Civilization VI for $2.99
With Civ VII set to release in just a couple of months, most of the Sid Meier franchise is on sale. While I prefer Civ V’s map mechanics, Civ VI, in my experience, is better optimized for setting up multiplayer lobbies. Convince your friends to drop a couple of bucks, and you can all lock into an empire-building marathon that will most likely end in some form of betrayal.
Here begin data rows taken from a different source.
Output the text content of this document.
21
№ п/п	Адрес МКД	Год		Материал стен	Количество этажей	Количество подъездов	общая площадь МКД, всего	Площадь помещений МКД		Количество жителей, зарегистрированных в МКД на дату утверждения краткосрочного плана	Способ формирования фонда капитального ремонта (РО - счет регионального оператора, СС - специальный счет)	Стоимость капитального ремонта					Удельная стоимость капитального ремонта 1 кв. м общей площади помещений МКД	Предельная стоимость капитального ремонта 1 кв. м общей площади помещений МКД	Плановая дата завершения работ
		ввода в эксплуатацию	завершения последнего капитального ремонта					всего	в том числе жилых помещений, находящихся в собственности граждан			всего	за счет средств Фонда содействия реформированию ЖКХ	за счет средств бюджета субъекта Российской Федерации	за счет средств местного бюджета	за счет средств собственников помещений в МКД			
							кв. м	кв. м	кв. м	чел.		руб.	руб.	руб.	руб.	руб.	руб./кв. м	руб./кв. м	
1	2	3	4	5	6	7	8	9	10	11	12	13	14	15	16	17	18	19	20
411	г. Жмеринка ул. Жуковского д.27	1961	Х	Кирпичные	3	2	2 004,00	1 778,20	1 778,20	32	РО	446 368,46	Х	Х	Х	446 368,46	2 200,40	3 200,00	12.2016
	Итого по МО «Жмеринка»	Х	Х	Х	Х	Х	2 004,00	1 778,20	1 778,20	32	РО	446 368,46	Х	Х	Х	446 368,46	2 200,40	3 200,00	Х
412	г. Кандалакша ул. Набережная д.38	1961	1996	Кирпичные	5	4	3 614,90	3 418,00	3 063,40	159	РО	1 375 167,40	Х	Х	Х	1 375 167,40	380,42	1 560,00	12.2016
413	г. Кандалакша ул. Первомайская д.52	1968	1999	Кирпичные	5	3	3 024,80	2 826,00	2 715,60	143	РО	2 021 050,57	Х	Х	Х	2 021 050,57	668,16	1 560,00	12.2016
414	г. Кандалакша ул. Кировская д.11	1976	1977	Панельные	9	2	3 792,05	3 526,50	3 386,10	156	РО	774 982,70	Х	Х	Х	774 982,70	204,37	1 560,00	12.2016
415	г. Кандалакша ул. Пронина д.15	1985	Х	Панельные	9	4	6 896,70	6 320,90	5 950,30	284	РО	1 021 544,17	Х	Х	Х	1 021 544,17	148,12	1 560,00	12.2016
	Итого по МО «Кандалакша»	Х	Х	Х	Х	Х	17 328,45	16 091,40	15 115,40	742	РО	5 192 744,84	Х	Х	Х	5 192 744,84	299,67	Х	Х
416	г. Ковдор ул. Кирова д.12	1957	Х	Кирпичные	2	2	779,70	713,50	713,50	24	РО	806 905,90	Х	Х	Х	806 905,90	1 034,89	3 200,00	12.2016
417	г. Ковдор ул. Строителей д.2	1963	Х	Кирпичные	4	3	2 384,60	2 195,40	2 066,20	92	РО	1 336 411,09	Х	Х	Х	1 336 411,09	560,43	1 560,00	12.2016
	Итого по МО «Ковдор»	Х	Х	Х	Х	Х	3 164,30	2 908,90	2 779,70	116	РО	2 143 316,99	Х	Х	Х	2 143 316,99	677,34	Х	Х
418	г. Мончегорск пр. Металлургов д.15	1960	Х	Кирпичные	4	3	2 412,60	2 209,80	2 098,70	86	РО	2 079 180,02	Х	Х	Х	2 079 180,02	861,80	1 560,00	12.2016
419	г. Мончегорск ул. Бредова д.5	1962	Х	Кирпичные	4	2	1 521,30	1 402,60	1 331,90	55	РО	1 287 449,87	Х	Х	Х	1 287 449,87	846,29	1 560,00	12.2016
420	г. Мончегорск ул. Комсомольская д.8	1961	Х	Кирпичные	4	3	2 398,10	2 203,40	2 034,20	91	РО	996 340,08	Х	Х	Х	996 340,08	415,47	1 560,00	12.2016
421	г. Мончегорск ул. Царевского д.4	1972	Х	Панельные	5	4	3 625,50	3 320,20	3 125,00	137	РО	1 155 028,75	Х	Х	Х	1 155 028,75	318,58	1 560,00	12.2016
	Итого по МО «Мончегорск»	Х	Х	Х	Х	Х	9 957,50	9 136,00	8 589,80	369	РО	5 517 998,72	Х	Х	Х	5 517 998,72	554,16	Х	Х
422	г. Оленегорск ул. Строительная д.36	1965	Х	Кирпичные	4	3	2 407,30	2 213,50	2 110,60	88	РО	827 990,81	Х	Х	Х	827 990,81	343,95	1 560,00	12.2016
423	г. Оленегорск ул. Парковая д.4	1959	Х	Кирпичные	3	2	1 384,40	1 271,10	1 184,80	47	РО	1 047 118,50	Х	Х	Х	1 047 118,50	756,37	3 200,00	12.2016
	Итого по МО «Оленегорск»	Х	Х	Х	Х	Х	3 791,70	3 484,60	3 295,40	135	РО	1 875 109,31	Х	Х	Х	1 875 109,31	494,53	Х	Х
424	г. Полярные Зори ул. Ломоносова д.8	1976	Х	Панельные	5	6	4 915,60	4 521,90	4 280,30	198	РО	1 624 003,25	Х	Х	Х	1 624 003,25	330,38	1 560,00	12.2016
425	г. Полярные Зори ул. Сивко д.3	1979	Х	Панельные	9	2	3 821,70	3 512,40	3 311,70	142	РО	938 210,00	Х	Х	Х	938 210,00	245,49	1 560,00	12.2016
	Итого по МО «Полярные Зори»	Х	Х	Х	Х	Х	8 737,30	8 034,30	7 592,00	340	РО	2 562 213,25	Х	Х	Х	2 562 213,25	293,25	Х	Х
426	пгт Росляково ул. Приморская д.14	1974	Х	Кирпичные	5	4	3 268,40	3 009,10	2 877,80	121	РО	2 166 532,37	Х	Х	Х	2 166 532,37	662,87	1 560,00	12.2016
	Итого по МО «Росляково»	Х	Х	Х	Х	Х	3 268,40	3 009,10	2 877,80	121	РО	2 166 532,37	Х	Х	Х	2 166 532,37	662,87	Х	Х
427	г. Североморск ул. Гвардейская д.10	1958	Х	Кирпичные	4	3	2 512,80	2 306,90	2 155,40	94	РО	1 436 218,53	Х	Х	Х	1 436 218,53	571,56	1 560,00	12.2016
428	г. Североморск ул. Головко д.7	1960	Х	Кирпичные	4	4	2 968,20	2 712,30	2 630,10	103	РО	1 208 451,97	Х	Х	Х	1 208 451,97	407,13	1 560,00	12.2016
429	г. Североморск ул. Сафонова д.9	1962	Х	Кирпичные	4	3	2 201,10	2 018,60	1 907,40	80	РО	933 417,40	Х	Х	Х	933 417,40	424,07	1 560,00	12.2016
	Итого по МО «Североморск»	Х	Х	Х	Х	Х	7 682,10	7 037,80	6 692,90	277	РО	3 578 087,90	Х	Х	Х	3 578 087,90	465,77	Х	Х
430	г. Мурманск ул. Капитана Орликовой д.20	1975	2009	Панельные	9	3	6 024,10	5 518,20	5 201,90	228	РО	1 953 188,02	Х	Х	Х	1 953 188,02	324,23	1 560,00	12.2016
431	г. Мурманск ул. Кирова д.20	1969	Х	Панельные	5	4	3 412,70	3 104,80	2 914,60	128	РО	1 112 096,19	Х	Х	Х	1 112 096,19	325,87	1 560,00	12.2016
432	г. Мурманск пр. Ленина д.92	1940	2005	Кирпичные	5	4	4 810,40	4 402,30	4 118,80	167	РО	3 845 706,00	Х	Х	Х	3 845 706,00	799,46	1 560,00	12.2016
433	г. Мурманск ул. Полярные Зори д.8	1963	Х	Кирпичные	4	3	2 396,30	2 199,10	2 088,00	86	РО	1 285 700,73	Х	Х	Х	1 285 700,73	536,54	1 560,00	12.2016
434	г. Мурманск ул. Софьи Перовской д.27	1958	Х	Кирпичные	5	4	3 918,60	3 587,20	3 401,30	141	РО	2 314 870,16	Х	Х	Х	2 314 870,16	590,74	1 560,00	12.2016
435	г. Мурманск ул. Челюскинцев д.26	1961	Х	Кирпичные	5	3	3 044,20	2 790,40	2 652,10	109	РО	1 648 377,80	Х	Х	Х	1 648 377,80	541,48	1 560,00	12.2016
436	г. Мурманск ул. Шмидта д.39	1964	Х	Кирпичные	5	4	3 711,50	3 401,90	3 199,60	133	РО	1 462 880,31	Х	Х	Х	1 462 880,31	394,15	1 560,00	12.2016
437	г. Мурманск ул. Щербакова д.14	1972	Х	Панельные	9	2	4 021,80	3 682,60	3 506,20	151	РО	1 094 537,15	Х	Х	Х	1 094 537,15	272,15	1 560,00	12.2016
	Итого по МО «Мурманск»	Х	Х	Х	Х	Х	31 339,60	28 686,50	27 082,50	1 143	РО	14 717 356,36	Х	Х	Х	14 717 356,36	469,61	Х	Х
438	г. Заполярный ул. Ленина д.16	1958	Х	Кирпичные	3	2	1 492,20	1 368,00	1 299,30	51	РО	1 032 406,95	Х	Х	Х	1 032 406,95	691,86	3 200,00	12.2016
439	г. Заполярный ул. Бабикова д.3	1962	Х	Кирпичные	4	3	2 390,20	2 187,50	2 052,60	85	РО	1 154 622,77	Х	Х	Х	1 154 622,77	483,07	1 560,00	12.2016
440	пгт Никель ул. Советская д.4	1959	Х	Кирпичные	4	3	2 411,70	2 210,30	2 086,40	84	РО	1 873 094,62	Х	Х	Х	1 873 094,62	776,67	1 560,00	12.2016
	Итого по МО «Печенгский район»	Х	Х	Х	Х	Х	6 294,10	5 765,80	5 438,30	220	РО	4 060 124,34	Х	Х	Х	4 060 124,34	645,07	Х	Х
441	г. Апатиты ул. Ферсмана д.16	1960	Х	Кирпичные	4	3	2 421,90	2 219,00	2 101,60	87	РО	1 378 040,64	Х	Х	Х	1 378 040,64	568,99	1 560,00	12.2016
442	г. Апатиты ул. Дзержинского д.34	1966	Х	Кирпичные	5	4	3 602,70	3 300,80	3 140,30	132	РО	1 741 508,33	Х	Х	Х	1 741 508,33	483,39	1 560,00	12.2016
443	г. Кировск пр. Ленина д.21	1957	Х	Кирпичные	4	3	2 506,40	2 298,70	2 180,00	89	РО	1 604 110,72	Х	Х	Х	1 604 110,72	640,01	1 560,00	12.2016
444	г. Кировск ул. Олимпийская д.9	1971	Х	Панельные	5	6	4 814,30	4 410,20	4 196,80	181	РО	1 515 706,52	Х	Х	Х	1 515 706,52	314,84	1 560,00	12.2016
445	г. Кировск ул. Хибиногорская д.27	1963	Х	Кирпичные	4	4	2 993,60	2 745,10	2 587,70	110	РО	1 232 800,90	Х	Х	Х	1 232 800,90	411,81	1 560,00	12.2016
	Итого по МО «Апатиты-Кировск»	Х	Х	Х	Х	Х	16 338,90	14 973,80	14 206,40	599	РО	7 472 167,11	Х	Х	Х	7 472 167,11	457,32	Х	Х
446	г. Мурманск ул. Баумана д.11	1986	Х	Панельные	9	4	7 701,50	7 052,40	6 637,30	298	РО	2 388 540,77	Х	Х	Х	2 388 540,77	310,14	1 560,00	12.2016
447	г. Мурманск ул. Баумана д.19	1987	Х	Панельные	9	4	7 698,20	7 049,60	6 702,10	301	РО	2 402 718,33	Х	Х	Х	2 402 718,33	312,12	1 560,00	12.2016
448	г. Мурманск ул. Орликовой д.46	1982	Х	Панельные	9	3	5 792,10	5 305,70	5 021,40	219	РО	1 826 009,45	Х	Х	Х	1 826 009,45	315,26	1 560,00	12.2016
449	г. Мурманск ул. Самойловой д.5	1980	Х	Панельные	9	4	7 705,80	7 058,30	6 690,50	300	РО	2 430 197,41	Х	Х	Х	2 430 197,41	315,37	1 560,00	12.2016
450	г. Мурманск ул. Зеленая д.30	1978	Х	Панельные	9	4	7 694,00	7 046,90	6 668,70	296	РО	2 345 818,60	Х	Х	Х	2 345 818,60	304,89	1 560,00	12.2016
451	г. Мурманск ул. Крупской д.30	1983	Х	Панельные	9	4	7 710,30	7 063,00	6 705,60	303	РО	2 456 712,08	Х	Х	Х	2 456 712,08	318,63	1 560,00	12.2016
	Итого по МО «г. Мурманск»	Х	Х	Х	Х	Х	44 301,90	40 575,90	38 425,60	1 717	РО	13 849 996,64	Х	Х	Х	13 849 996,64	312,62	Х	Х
More Strategy and Simulation Games Under $10:
Most Total War games and DLCs are discounted, though one of the best deals is the Warhammer base game for $6. And if you’ve ever wanted to travel across the entirety of Europe for $5, now you can (with Euro Truck Simulator 2).
75% Off Overcooked 2
If you’re looking for something cheap you can convince your friends to pick up and play with you, look no further than Overcooked 2. The cooperative cooking game allows up to four players to hop into a campaign that, with arcade-style levels and goofy physics, will probably lead to some screaming. But, as IGN’s Overcooked 2 review describes, this “frantic and inventive co-op game… manages to turn frustration into charm.”
More Co-op Games Under $10:
For larger groups, I also recommend For the King and Castle Crashers. It Takes Two is one of the best games for two-player co-op, and only one person has to buy the game courtesy of Hazelight Studio’s “Friend’s Pass.” And, of course, Portal 2, down to just $2, will always be a co-op classic.